No, I said no one is getting mutilated. That has nothing to do with custody. I expressed skepticism about the idea that the majority of these cases, or even a significant minority of them, are really just "failing to support".
The California law said that pronouns could be a factor, not that they were the only factor. That seems reasonable to me. If I kept misgendering you, I'm sure you'd consider it insulting. I'm not sure why insulting your kid and being generally hostile to their medical needs wouldn't be a factor in such a decision.

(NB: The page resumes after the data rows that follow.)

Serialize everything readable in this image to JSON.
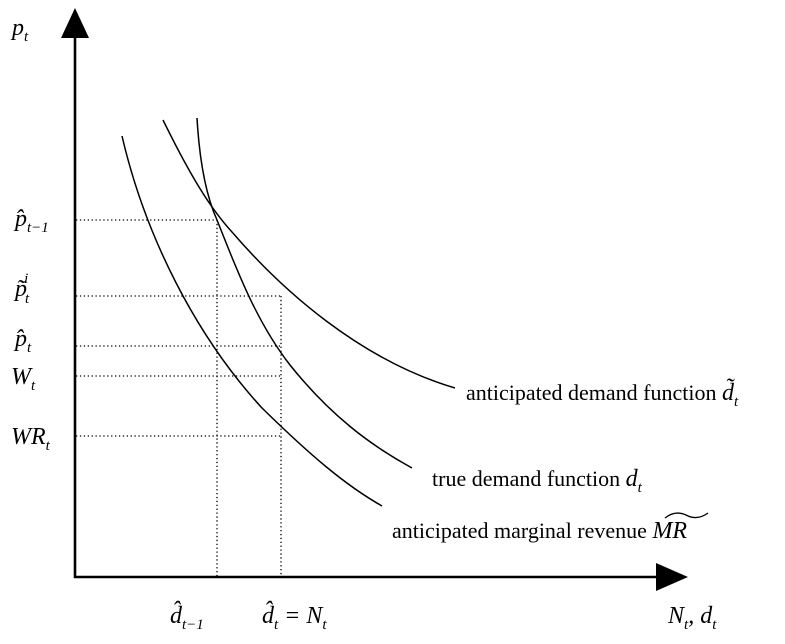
{
  "axes": {
    "y_label": "p",
    "y_label_sub": "t",
    "x_label": "N",
    "x_label_sub": "t",
    "x_label_sep": ", ",
    "x_label_2": "d",
    "x_label_2_sub": "t"
  },
  "y_ticks": [
    {
      "name": "p-hat-prev",
      "main": "p̂",
      "sub": "t−1"
    },
    {
      "name": "p-tilde-i",
      "main": "p̃",
      "sub": "t",
      "sup": "i"
    },
    {
      "name": "p-hat",
      "main": "p̂",
      "sub": "t"
    },
    {
      "name": "w",
      "main": "W",
      "sub": "t"
    },
    {
      "name": "wr",
      "main": "WR",
      "sub": "t"
    }
  ],
  "x_ticks": [
    {
      "name": "d-hat-prev",
      "main": "d̂",
      "sub": "t−1"
    },
    {
      "name": "d-hat-eq-n",
      "main": "d̂",
      "sub": "t",
      "eq": " = N",
      "eq_sub": "t"
    }
  ],
  "curves": {
    "anticipated_demand": {
      "text": "anticipated demand function ",
      "symbol": "d̃",
      "sub": "t"
    },
    "true_demand": {
      "text": "true demand function ",
      "symbol": "d",
      "sub": "t"
    },
    "anticipated_mr": {
      "text": "anticipated marginal revenue ",
      "symbol": "MR",
      "accent": "˜"
    }
  }
}
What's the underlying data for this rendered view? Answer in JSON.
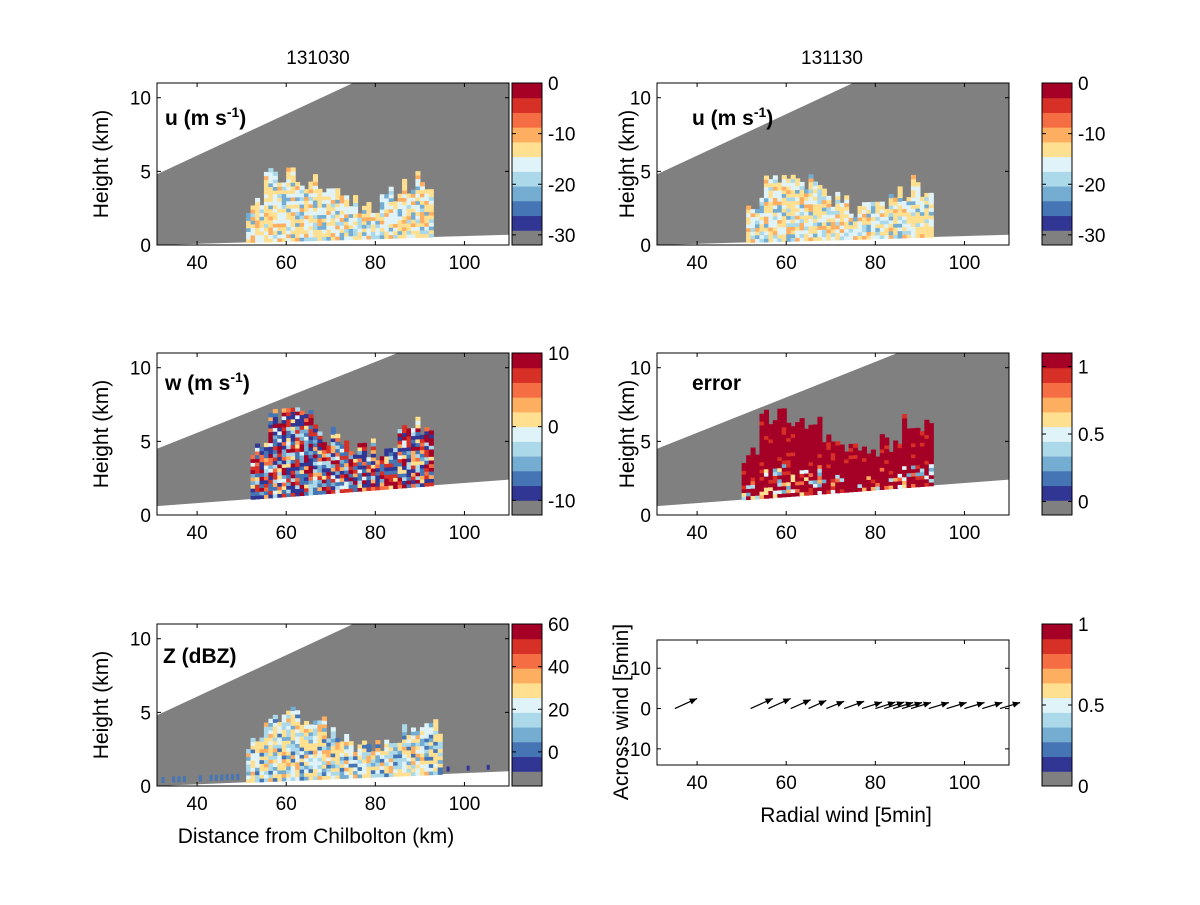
{
  "figure": {
    "col_titles": [
      "131030",
      "131130"
    ]
  },
  "palette": {
    "colormap": [
      "#313695",
      "#4575b4",
      "#74add1",
      "#abd9e9",
      "#e0f3f8",
      "#fee090",
      "#fdae61",
      "#f46d43",
      "#d73027",
      "#a50026"
    ],
    "missing": "#808080",
    "edge": "#000000"
  },
  "chart_data": [
    {
      "type": "heatmap",
      "id": "u-131030",
      "col_title": "131030",
      "panel_label": "u (m s",
      "panel_label_sup": "-1",
      "panel_label_end": ")",
      "ylabel": "Height (km)",
      "xlabel": "",
      "xlim": [
        31,
        110
      ],
      "ylim": [
        0,
        11
      ],
      "xticks": [
        40,
        60,
        80,
        100
      ],
      "yticks": [
        0,
        5,
        10
      ],
      "colorbar": {
        "range": [
          -32,
          0
        ],
        "ticks": [
          "0",
          "-10",
          "-20",
          "-30"
        ],
        "tick_values": [
          0,
          -10,
          -20,
          -30
        ]
      },
      "echo_region": {
        "x": [
          51,
          93
        ],
        "y_top": 4.8,
        "value": "mixed -10 to -20"
      },
      "beam": {
        "upper_at_xmin": 4.8,
        "upper_reaches_top_at": 75,
        "lower_at_xmin": 0.0,
        "lower_at_xmax": 0.7
      }
    },
    {
      "type": "heatmap",
      "id": "u-131130",
      "col_title": "131130",
      "panel_label": "u (m s",
      "panel_label_sup": "-1",
      "panel_label_end": ")",
      "ylabel": "Height (km)",
      "xlabel": "",
      "xlim": [
        31,
        110
      ],
      "ylim": [
        0,
        11
      ],
      "xticks": [
        40,
        60,
        80,
        100
      ],
      "yticks": [
        0,
        5,
        10
      ],
      "colorbar": {
        "range": [
          -32,
          0
        ],
        "ticks": [
          "0",
          "-10",
          "-20",
          "-30"
        ],
        "tick_values": [
          0,
          -10,
          -20,
          -30
        ]
      },
      "echo_region": {
        "x": [
          51,
          93
        ],
        "y_top": 4.5,
        "value": "mixed -10 to -20"
      },
      "beam": {
        "upper_at_xmin": 4.8,
        "upper_reaches_top_at": 75,
        "lower_at_xmin": 0.0,
        "lower_at_xmax": 0.7
      }
    },
    {
      "type": "heatmap",
      "id": "w-131030",
      "panel_label": "w (m s",
      "panel_label_sup": "-1",
      "panel_label_end": ")",
      "ylabel": "Height (km)",
      "xlabel": "",
      "xlim": [
        31,
        110
      ],
      "ylim": [
        0,
        11
      ],
      "xticks": [
        40,
        60,
        80,
        100
      ],
      "yticks": [
        0,
        5,
        10
      ],
      "colorbar": {
        "range": [
          -12,
          10
        ],
        "ticks": [
          "10",
          "0",
          "-10"
        ],
        "tick_values": [
          10,
          0,
          -10
        ]
      },
      "echo_region": {
        "x": [
          52,
          93
        ],
        "y_top": 5.9,
        "value": "mixed -10 to 10"
      },
      "beam": {
        "upper_at_xmin": 4.5,
        "upper_reaches_top_at": 85,
        "lower_at_xmin": 0.6,
        "lower_at_xmax": 2.4
      }
    },
    {
      "type": "heatmap",
      "id": "error-131130",
      "panel_label": "error",
      "ylabel": "Height (km)",
      "xlabel": "",
      "xlim": [
        31,
        110
      ],
      "ylim": [
        0,
        11
      ],
      "xticks": [
        40,
        60,
        80,
        100
      ],
      "yticks": [
        0,
        5,
        10
      ],
      "colorbar": {
        "range": [
          -0.1,
          1.1
        ],
        "ticks": [
          "1",
          "0.5",
          "0"
        ],
        "tick_values": [
          1,
          0.5,
          0
        ]
      },
      "echo_region": {
        "x": [
          50,
          93
        ],
        "y_top": 5.9,
        "value": "mostly 1"
      },
      "beam": {
        "upper_at_xmin": 4.5,
        "upper_reaches_top_at": 85,
        "lower_at_xmin": 0.6,
        "lower_at_xmax": 2.4
      }
    },
    {
      "type": "heatmap",
      "id": "z-131030",
      "panel_label": "Z (dBZ)",
      "ylabel": "Height (km)",
      "xlabel": "Distance from Chilbolton (km)",
      "xlim": [
        31,
        110
      ],
      "ylim": [
        0,
        11
      ],
      "xticks": [
        40,
        60,
        80,
        100
      ],
      "yticks": [
        0,
        5,
        10
      ],
      "colorbar": {
        "range": [
          -16,
          60
        ],
        "ticks": [
          "60",
          "40",
          "20",
          "0"
        ],
        "tick_values": [
          60,
          40,
          20,
          0
        ]
      },
      "echo_region": {
        "x": [
          51,
          95
        ],
        "y_top": 4.8,
        "value": "mixed 0 to 40"
      },
      "beam": {
        "upper_at_xmin": 4.8,
        "upper_reaches_top_at": 75,
        "lower_at_xmin": 0.0,
        "lower_at_xmax": 1.0
      }
    },
    {
      "type": "scatter",
      "id": "wind-vectors",
      "ylabel": "Across wind [5min]",
      "xlabel": "Radial wind [5min]",
      "xlim": [
        31,
        110
      ],
      "ylim": [
        -14,
        17
      ],
      "xticks": [
        40,
        60,
        80,
        100
      ],
      "yticks": [
        -10,
        0,
        10
      ],
      "colorbar": {
        "range": [
          0,
          1
        ],
        "ticks": [
          "1",
          "0.5",
          "0"
        ],
        "tick_values": [
          1,
          0.5,
          0
        ]
      },
      "vectors": [
        {
          "x": 35,
          "y": 0,
          "u": 5,
          "v": 2.5
        },
        {
          "x": 52,
          "y": 0,
          "u": 5,
          "v": 2.5
        },
        {
          "x": 56,
          "y": 0,
          "u": 5,
          "v": 2.5
        },
        {
          "x": 61,
          "y": 0,
          "u": 4.5,
          "v": 2.2
        },
        {
          "x": 65,
          "y": 0,
          "u": 4,
          "v": 2
        },
        {
          "x": 69,
          "y": 0,
          "u": 4,
          "v": 1.8
        },
        {
          "x": 73,
          "y": 0,
          "u": 4.5,
          "v": 1.8
        },
        {
          "x": 77,
          "y": 0,
          "u": 4.5,
          "v": 1.6
        },
        {
          "x": 80,
          "y": 0,
          "u": 4.5,
          "v": 1.6
        },
        {
          "x": 82,
          "y": 0,
          "u": 4.5,
          "v": 1.6
        },
        {
          "x": 84,
          "y": 0,
          "u": 4.5,
          "v": 1.5
        },
        {
          "x": 86,
          "y": 0,
          "u": 4.5,
          "v": 1.5
        },
        {
          "x": 88,
          "y": 0,
          "u": 4.5,
          "v": 1.5
        },
        {
          "x": 92,
          "y": 0,
          "u": 4.5,
          "v": 1.5
        },
        {
          "x": 96,
          "y": 0,
          "u": 4.5,
          "v": 1.5
        },
        {
          "x": 100,
          "y": 0,
          "u": 4.5,
          "v": 1.5
        },
        {
          "x": 104,
          "y": 0,
          "u": 4.5,
          "v": 1.5
        },
        {
          "x": 108,
          "y": 0,
          "u": 4.5,
          "v": 1.5
        }
      ]
    }
  ]
}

A custody case also isn't a locale "taking a kid", it's a court deciding which parent provides the better environment for the kid. The whole process is initiated by the other parent, not the courts. If courts were just swooping up and fostering kids because a teacher reported a pronoun violation, we'd be having a very different conversation.
There's a recurring theme here, where responsibility is out-sourced from the people actually initiating things. "Schools" don't transition kids; kids transition. "Courts" don't take away kids, the other parent is bothered enough to demand a divorce and argue for full custody. The courts aren't responsible for someone's wife thinking they're a shitty husband. This doesn't just happen out of the blue. Another adult, one deeply involved in the situation, looked at it and said "I need to protect my child from this person".
No one thinks of children this way. Adults are responsible for what happens to children under their care. A school can say they didn't "drug kids" when some students start smuggling weed into school, but that works only as long as they can plead ignorance. If they have designated smoking rooms covered with weed-themed flags and slogans, and teachers keep track of who smokes and when, but hide that information from the parents, that means the school is actively participating in the child's drug consumption, and therefore "schools are drugging children". Same applies to transition.
And the law in question explicitly demand that the courts weigh favorably the parent that affirms a child's gender and negatively against the one that doesn't. And I gave you an example where a court did take away a kid, any way you slice it.